Они вчетвером стояли неподвижно, словно окаменевшие, и просто ошалело пялились друг на друга. А потом…
Потом Легостаев заржал. Именно. Не засмеялся, а заржал как конь – от всей души, неудержимо и упоённо – то откидывая голову, то чуть сгибаясь вперёд. А у Марьяны глаза сами собой зажмурились, причём крепко-крепко, чтобы стало совсем темно, и мир прекратил существовать. Желательно, на самом деле. Хотя бы на пять минут, чтобы она успела провалиться сквозь землю, испариться, исчезнуть. Или уж просто незаметно сбежать. Потому что…
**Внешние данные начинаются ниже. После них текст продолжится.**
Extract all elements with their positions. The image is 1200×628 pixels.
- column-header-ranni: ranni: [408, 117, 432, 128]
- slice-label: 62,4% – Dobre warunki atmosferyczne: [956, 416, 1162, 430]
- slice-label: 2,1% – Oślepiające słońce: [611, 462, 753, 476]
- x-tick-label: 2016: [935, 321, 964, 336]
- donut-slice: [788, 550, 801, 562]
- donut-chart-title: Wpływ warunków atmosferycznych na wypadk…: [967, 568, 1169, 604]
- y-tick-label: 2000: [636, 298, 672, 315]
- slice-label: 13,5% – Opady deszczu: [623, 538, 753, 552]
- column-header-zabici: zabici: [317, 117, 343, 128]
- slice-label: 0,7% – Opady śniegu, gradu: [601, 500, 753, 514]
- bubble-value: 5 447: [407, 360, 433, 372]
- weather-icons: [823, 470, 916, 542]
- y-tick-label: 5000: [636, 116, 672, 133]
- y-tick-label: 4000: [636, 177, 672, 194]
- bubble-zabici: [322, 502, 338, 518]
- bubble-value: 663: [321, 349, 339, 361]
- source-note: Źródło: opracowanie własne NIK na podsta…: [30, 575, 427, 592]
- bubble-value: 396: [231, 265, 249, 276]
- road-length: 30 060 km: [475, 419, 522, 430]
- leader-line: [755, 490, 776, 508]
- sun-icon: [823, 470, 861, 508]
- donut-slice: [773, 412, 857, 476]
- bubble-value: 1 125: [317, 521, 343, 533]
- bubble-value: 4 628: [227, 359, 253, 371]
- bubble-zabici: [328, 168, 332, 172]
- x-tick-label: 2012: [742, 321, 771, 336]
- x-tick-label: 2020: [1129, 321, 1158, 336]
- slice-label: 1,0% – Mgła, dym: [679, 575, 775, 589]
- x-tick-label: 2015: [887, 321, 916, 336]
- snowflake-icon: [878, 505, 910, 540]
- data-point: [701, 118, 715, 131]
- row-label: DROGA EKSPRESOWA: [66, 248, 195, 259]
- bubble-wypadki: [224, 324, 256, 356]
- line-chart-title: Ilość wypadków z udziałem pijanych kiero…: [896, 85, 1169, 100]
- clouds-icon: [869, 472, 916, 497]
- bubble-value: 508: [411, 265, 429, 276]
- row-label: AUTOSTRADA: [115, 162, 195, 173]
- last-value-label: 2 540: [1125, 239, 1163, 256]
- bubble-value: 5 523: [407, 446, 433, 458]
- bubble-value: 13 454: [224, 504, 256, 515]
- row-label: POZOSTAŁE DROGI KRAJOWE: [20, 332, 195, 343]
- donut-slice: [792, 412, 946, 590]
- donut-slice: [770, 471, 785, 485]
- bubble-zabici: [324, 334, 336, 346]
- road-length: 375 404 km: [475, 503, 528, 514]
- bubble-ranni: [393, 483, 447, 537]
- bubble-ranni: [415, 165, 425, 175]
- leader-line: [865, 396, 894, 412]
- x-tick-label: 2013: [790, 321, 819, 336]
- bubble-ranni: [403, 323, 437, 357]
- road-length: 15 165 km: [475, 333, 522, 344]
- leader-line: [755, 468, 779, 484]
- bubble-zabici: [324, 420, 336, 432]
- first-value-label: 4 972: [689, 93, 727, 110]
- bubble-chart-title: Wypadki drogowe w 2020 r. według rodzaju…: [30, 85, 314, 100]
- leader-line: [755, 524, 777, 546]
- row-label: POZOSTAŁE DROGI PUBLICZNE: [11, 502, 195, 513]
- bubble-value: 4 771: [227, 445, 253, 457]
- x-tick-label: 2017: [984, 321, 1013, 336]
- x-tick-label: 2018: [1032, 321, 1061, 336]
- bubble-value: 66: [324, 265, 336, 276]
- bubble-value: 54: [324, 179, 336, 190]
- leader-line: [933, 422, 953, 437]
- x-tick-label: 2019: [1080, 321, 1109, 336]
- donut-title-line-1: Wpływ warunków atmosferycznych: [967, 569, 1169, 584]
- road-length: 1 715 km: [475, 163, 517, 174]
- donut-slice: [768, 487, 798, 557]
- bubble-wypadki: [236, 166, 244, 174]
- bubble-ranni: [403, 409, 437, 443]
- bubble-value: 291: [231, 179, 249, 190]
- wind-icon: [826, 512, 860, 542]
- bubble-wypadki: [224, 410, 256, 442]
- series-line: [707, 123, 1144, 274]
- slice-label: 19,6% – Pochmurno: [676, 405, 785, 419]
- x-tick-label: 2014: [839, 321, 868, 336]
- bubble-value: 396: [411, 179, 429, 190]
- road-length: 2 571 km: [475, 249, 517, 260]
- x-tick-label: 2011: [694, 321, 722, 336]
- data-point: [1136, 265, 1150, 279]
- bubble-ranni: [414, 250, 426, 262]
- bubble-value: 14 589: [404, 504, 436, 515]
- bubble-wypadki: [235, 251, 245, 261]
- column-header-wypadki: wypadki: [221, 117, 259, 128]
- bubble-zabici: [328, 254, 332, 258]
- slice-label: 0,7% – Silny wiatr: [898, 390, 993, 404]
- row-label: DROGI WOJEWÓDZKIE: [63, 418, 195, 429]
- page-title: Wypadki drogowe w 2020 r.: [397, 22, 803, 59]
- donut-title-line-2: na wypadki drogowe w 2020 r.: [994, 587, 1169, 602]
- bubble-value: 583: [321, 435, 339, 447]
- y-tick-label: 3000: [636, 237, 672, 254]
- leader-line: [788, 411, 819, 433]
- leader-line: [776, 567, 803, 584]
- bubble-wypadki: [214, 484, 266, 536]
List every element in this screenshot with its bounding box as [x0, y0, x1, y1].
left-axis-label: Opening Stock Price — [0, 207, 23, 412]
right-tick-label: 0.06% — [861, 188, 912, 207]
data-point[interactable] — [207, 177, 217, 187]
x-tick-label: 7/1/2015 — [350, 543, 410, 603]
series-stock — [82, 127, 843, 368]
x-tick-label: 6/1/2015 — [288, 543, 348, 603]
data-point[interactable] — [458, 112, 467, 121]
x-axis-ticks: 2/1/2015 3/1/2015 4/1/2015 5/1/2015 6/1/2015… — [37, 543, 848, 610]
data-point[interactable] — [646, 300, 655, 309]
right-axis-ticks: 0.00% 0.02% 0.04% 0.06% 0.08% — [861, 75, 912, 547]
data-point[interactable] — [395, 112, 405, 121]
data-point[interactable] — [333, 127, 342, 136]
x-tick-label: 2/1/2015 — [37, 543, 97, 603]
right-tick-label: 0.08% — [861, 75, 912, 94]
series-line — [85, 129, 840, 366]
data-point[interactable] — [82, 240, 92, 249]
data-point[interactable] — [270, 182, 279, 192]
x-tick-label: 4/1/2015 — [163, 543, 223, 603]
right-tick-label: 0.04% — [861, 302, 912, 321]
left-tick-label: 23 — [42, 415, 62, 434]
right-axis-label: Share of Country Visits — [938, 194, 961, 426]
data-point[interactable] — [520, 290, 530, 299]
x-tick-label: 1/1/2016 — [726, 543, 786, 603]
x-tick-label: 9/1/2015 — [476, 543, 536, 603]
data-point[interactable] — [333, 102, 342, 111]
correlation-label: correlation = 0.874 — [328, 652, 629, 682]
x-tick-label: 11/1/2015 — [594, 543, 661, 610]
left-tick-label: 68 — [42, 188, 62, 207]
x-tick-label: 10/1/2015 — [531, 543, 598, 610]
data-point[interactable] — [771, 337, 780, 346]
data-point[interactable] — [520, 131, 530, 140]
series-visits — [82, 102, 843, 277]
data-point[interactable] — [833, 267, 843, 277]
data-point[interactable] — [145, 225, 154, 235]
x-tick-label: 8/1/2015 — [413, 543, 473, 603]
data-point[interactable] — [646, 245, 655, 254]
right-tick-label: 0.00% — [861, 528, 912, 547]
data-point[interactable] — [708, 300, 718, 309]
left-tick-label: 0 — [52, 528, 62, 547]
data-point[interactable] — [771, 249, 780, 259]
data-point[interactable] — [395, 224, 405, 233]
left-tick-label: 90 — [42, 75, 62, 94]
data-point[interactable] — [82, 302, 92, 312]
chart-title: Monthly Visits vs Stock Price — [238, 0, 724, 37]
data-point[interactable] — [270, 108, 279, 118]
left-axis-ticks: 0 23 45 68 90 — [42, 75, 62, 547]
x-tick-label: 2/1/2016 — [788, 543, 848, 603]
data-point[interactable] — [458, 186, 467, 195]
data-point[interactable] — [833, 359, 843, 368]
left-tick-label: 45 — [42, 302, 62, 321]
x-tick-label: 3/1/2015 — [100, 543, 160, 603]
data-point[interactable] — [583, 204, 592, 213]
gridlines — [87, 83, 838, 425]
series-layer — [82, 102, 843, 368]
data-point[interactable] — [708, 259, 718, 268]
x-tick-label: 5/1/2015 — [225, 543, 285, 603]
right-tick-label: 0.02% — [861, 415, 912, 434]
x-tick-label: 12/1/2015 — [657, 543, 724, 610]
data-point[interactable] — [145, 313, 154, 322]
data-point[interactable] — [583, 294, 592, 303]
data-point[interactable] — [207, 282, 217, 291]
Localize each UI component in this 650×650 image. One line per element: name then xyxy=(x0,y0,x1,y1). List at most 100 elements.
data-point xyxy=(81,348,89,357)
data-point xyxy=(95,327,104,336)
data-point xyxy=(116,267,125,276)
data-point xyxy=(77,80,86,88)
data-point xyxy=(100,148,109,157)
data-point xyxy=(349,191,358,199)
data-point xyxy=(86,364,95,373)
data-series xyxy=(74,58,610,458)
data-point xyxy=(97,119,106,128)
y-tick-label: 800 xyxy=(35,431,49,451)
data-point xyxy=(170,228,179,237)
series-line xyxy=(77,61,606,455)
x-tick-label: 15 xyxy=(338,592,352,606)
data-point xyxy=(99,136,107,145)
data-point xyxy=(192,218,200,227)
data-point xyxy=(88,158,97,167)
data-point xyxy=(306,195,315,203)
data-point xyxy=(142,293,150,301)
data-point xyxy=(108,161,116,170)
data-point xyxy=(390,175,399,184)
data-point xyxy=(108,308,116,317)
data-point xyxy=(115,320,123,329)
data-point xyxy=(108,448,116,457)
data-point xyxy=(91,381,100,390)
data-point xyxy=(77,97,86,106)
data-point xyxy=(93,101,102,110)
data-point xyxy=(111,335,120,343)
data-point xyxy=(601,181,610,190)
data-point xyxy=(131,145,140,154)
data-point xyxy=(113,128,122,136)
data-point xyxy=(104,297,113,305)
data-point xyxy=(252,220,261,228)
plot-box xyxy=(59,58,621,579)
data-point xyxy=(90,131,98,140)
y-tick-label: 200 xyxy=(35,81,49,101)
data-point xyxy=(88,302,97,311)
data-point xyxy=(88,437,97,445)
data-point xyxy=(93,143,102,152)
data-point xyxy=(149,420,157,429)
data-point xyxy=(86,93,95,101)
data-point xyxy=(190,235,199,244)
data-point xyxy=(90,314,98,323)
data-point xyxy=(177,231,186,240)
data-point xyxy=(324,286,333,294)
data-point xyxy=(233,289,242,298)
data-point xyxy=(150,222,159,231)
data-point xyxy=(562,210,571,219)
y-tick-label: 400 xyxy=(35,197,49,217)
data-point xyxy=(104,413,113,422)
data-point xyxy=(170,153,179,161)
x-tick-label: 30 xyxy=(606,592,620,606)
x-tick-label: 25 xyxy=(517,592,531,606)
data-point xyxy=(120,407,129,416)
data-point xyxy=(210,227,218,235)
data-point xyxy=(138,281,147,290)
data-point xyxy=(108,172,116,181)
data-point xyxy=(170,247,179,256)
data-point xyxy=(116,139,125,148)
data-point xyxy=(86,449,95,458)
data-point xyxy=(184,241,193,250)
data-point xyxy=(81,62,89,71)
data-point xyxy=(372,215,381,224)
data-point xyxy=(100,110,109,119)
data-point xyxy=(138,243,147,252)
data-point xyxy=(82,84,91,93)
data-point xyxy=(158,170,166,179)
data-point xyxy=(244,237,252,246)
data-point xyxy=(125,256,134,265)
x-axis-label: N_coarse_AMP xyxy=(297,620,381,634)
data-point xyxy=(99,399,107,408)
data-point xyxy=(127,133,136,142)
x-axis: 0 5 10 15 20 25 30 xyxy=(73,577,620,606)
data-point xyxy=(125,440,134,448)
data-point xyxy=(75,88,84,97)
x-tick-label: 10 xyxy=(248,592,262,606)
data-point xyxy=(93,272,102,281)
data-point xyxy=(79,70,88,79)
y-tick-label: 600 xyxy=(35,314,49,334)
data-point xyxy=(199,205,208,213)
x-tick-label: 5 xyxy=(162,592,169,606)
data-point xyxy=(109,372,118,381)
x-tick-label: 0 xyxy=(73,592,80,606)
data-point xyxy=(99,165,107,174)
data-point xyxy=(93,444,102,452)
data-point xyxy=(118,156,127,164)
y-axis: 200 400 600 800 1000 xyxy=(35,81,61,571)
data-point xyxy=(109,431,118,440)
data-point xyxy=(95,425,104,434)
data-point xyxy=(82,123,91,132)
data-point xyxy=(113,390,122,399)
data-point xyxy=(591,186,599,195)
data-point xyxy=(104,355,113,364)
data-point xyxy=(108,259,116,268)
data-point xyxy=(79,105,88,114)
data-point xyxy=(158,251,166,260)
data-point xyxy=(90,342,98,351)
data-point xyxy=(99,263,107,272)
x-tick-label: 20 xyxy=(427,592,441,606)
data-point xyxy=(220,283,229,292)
Да как жить после такого позора?! Ещё и лицо от стыда и смущения наверняка сделалось насыщенно пунцовым, как перезрелый помидор. И выражение на нём образовалось смятенно-глуповатое. И уши заполыхали кострами.
Ну вот почему, почему действительно так не работало? Закрыла глаза и пропала, стала невидимой для всех остальных, будто тебя тут и не было никогда, и не лоханулась ты дальше некуда. Не только перед посторонними людьми – на них-то в принципе наплевать – а перед крайне симпатичным тебе парнем. Но его громкий хохот, прорывавшийся сквозь любые заграждения и барьеры, мешал даже представить, что подобное возможно. Не просто намекая, а сигналя проблесковыми маячками и воем сирен: это фиаско, сестра! Полное, непоправимое и неизбывное фиаско.
Марьяна попятилась, а потом развернулась, не сказав больше ни слова, и стремительно кинулась прочь. И уже не до покупок стало, она о столь ничтожных мелочах даже не вспомнила, пулей вылетела не только с фудкорта, а, не задерживаясь, заодно и из торгового центра. Так что Тася её еле догнала.
Подруга вцепилась в руку, но, возможно, не пытаясь притормозить, а потому что сама основательно запыхалась, пока неслась следом. Правда Марьяна всё-таки остановилась. Она и сама ничуть не меньше запыхалась, да и место её позора – как и свидетели – уже осталось позади. А от себя-то в любом случае никуда не денешься, как далеко и долго ни беги.
Она повернулась к Тасе.
– В следующий раз ты не просто говори, – потребовала с нажимом, – а стукни, что ли. Чтобы я внимания обратила. Разрешаю. Или водой плесни.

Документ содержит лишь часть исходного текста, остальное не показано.